Any point guard worth his salt has “the Shammgod” in his repertoire. It’s something of a rite of passage, particularly among streeball players from New York City. It’s also an homage to Shammgod himself, a knowing wink among players who have achieved a certain level of mastery of their craft. It’s the type of streetball move that, when executed correctly, can be effective during the ordinary ebb and flow of an NBA game and at the same time elicit the types of crowd reactions that all players secretly covet.

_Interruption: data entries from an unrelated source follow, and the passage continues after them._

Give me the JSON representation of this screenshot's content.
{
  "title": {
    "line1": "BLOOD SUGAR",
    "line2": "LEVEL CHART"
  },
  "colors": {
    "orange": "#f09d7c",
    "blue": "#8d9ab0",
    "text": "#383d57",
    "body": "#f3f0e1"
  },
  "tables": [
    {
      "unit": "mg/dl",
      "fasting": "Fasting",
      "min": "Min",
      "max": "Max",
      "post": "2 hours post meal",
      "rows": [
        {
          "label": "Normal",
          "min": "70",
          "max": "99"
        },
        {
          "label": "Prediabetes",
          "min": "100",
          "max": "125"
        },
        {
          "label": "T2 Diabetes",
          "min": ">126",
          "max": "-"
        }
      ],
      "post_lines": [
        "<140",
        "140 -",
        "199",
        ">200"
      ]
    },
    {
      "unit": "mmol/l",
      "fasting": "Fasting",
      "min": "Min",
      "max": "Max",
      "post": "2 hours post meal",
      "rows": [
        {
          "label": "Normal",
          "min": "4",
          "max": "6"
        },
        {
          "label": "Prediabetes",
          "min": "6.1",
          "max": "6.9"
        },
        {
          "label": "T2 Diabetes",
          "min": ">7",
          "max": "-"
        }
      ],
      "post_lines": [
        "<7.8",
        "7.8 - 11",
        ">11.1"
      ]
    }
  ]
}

It should be noted that the precise origins of this move are the subject of some controversy. For instance, there are those who trace its lineage to a pair of obscure European players who frequently trotted out a remarkably similar move during the ’80s and ’90s (see video), but without question, it was Shammgod who popularized the move in America and added his own bit of panache to it. When a player like Manu Ginobili or Danilo Gallinari uses it, there’s something unmistakably European about its utility. It appears stripped down and subtle to the point of being virtually imperceptible, which by no means detracts from its effectiveness (quite the opposite in fact), but when Shammgod, Tyreke Evans, or Brandon Jennings break it out, it’s usually accompanied by a little shimmy designed to distract the defender and add an extra layer to its overall aesthetic appeal.
Shammgod is also credited with teaching a young Kobe Bryant how to do the Crossover version 2.0 that Allen Iverson used to such devastating effect during the late ’90s. Today, he is an assistant coach at Providence College and works one-on-one with NBA players on the side to help them improve their ball handling, and whether he’s influencing players directly or by virtue of reputation, Shammgod’s presence can be felt all around us.